In anticipation of a live blog on Thursday, April 28 at 4PM that will allow fans to chat with Captain America: Steve Rogers writer Nick Spencer about the upcoming series that sees the return of a de-aged Steve Rogers to the iconic role, Marvel Comics has purchased and installed an electroshock therapy machine in its offices. According to reports, Spencer will have diodes from the machine attached to "some of the most sensitive parts of his body" in order to deter him from using the live blog to talk about Hillary Clinton's rightful place as the Democratic presidential nominee and the arrogance of Bernie Sanders for not dropping out of the race, despite losing four of five primaries by a wide margin last night and trailing clinton by hundreds of delegates in the polls.
For months, Spencer has tweeted nonstop about Clinton, leaving his employers to worry about his stability and hire a backup creative team for one of his books. With Captain America: Steve Rogers launching to coincide with the release of the blockbuster film, Captain America: Civil War, however, Marvel needs Spencer to stay on message about the comic for a brief web chat. Unsure of his abilities to handle this on his own, the company has a backup plan to keep him in line. Whenever Spencer attempts to lecture fans about politics, according to Marvel Vice President Tom Brevoort, the writer will receive a shock from the machine.
"I understand that this is about Steve Rogers, and I should leave Hillary Clinton out of it," said Spencer during a test run of the device on Wednesday. "Even though, if you think about, the ideals that Hillary embodies are really quite similar to the--"
"OOWWWW!" yelped Spencer as Brevoort slammed his fist on a large red button and 10,000 volts of electricity surged through Spencer's nipples.
"I'm sorry," Spencer said. "I didn't mean to do that. Let's just talk about Steve, okay?"
"Alright," said Brevoort, skeptical.
"So now that Steve has returned to his young age and vitality, he's getting back into the suit and he's going to be Captain America again," Spencer said, eyes darting around nervously as beads of sweat formed on his forehead. "Obviously, while he was drained of the super soldier serum and showing his true age, he couldn't be Captain America."
"The symbol of everything America stands for can't be a really old guy," Spencer continued as Brevoort eyed him suspiciously and moved his hand near the red button. "Just like Bernie Sanders! Drop out of the race, Bernie! Your time has--"
"ZZZZZZZZZZZZZZZZZZZOWOWOWOW!" Spencer shouted as Brevoort shocked him again.
"Okay, okay, that was wrong. I'm sorry," Spencer apologized as he inched his chair closer to Brevoort. "I just feel really passionate about this, and I get carried away sometimes. From now on, no more political talk. Let's keep this strictly about comics. Okay?"
"Okay," Brevoort replied.
Suddenly, Spencer leapt from his chair and shoved Brevoort, causing the executive to weeble-wobble in his chair before falling over.
"Hillary is the next president of the United States! She fights for us!" Spencer quickly yelled. "Only Hillary has the skills and experience to lead this country into the future!"
Brevoort scrambled to his feet and lunged for the button as Spencer continued.

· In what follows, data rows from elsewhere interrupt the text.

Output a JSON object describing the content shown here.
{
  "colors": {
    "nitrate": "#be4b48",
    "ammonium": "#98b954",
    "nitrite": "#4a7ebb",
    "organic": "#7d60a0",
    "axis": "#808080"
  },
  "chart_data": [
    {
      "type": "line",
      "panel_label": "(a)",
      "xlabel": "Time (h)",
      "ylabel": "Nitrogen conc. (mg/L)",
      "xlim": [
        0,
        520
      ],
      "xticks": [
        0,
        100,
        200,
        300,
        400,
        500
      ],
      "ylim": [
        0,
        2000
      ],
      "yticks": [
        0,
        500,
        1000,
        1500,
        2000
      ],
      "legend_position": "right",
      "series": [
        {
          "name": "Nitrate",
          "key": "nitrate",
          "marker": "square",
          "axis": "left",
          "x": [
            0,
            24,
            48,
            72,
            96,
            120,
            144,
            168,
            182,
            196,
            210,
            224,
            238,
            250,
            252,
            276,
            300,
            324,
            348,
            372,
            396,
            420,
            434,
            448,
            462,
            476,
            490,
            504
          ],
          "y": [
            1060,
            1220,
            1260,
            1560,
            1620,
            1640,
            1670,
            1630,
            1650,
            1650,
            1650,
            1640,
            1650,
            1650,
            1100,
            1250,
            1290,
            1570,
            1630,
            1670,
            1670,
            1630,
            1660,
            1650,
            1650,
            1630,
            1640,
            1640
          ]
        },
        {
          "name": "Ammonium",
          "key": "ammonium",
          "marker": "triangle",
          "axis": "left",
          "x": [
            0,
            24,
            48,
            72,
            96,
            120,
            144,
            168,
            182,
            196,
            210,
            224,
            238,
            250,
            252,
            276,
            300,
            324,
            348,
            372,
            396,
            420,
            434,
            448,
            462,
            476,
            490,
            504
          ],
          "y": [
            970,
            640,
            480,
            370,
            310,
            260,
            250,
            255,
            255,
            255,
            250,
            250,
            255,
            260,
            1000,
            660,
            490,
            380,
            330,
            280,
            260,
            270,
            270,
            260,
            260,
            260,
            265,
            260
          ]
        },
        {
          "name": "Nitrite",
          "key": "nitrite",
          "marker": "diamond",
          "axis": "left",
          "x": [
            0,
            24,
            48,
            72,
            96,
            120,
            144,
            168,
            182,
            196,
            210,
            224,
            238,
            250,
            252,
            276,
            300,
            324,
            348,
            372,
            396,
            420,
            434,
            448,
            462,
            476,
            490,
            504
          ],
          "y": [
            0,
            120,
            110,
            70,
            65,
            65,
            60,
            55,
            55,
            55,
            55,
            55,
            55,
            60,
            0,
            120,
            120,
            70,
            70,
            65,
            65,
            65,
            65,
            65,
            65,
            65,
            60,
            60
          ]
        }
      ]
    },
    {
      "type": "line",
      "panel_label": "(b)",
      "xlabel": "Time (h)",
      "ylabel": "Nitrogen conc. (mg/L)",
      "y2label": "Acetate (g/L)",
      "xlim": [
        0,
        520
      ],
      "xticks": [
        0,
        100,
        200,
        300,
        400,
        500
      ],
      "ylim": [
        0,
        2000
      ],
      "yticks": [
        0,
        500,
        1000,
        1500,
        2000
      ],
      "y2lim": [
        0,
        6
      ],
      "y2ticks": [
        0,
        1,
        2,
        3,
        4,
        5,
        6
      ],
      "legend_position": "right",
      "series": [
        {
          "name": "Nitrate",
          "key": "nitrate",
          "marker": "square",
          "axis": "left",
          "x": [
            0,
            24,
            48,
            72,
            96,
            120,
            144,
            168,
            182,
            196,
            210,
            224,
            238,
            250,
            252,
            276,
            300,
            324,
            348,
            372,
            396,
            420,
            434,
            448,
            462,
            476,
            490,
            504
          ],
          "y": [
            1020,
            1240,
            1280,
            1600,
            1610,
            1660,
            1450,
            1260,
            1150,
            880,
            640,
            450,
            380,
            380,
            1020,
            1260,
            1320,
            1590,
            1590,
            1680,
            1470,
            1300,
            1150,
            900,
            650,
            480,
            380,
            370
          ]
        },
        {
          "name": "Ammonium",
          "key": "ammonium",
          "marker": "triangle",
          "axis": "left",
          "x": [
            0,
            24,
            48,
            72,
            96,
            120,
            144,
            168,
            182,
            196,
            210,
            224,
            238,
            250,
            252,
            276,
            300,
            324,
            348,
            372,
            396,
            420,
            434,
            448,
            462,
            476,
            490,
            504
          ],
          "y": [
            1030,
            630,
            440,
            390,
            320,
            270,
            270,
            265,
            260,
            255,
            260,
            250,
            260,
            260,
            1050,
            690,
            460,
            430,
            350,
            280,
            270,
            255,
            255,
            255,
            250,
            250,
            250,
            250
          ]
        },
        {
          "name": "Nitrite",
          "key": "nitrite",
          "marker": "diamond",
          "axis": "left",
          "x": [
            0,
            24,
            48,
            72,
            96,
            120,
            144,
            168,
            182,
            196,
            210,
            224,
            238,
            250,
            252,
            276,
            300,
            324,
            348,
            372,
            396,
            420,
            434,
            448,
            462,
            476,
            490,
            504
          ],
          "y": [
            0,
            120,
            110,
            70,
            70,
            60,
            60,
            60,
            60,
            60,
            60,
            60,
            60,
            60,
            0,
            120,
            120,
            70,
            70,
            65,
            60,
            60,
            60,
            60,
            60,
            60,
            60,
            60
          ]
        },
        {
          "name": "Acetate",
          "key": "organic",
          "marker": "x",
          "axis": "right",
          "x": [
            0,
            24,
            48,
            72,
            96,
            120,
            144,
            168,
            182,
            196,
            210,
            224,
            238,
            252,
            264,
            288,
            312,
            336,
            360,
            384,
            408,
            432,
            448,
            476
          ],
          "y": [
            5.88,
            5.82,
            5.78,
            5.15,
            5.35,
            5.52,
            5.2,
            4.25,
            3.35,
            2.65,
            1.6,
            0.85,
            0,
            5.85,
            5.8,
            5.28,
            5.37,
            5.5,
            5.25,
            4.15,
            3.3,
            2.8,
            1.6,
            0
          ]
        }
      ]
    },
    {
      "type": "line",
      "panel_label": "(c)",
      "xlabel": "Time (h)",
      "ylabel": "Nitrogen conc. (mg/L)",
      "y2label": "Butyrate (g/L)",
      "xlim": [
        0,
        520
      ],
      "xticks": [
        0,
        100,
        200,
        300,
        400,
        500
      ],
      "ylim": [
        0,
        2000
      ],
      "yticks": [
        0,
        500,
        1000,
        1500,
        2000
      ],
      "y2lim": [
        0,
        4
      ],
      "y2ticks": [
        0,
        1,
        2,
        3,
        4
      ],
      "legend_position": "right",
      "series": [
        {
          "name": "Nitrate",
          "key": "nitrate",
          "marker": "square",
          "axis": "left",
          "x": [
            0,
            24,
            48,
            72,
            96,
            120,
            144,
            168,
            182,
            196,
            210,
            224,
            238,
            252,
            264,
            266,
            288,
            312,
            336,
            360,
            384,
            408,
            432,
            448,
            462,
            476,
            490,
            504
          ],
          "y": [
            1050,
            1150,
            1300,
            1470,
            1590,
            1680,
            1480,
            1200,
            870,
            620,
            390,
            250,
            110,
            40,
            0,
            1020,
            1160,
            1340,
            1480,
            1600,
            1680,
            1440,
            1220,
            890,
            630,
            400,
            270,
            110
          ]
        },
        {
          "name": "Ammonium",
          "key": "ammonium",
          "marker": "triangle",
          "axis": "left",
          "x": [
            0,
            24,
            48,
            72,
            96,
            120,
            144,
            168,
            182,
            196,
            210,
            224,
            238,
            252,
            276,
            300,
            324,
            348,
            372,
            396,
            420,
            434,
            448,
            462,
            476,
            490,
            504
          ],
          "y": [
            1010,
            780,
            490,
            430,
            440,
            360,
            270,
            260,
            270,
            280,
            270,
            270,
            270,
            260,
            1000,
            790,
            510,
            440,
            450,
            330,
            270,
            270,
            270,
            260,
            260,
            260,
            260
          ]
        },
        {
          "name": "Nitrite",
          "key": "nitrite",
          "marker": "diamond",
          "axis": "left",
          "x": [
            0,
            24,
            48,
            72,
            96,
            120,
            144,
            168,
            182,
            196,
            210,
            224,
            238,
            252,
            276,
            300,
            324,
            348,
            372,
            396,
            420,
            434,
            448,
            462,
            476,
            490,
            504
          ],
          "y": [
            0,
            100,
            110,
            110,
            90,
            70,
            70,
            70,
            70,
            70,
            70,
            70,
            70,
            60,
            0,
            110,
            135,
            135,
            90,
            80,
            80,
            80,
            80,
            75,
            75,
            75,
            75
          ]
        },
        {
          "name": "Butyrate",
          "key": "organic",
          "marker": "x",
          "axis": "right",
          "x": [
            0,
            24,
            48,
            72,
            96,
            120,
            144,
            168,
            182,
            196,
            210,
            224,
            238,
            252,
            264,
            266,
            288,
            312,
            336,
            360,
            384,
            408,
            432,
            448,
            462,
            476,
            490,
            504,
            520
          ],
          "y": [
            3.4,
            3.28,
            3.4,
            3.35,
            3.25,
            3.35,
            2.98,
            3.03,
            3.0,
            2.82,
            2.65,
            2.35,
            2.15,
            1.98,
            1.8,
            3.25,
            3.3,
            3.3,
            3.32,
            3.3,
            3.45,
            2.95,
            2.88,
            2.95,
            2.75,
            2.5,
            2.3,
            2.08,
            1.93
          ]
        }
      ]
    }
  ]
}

"Vote for Hillary! Hillary Clinton is the best!" Spencer began to sing. "This is my fight song! Take back my life song! Prove I'm alright sooooong-OWWWW!"
Brevoort shocked Spencer relentlessly, but Spencer was undeterred.
"My power's turned on! Starting - ZZZZZZOW - right now I'll be strong! I'll play my fight sooo-ooWWWWZZZZ!" smoke began to rise off of Spencer as his skin turned bright red. "And I don't really care if nobody else belieeeeeeee-ZZOOOOW! 'Cause I've still got - OWWW! - a lot of fight left in me!"
As several burly interns restrained Spencer and dragged him out of the room, Brevoort frowned. "I guess we have some kinks to work out in this thing," he admitted.
Tune in tomorrow to see if Marvel has gotten Spencer under control. But if you get to ask a question, do Tom a favor and try not to mention the "B" word, okay? We mean "Bernie," not "Benghazi." But don't mention that one either. Thanks.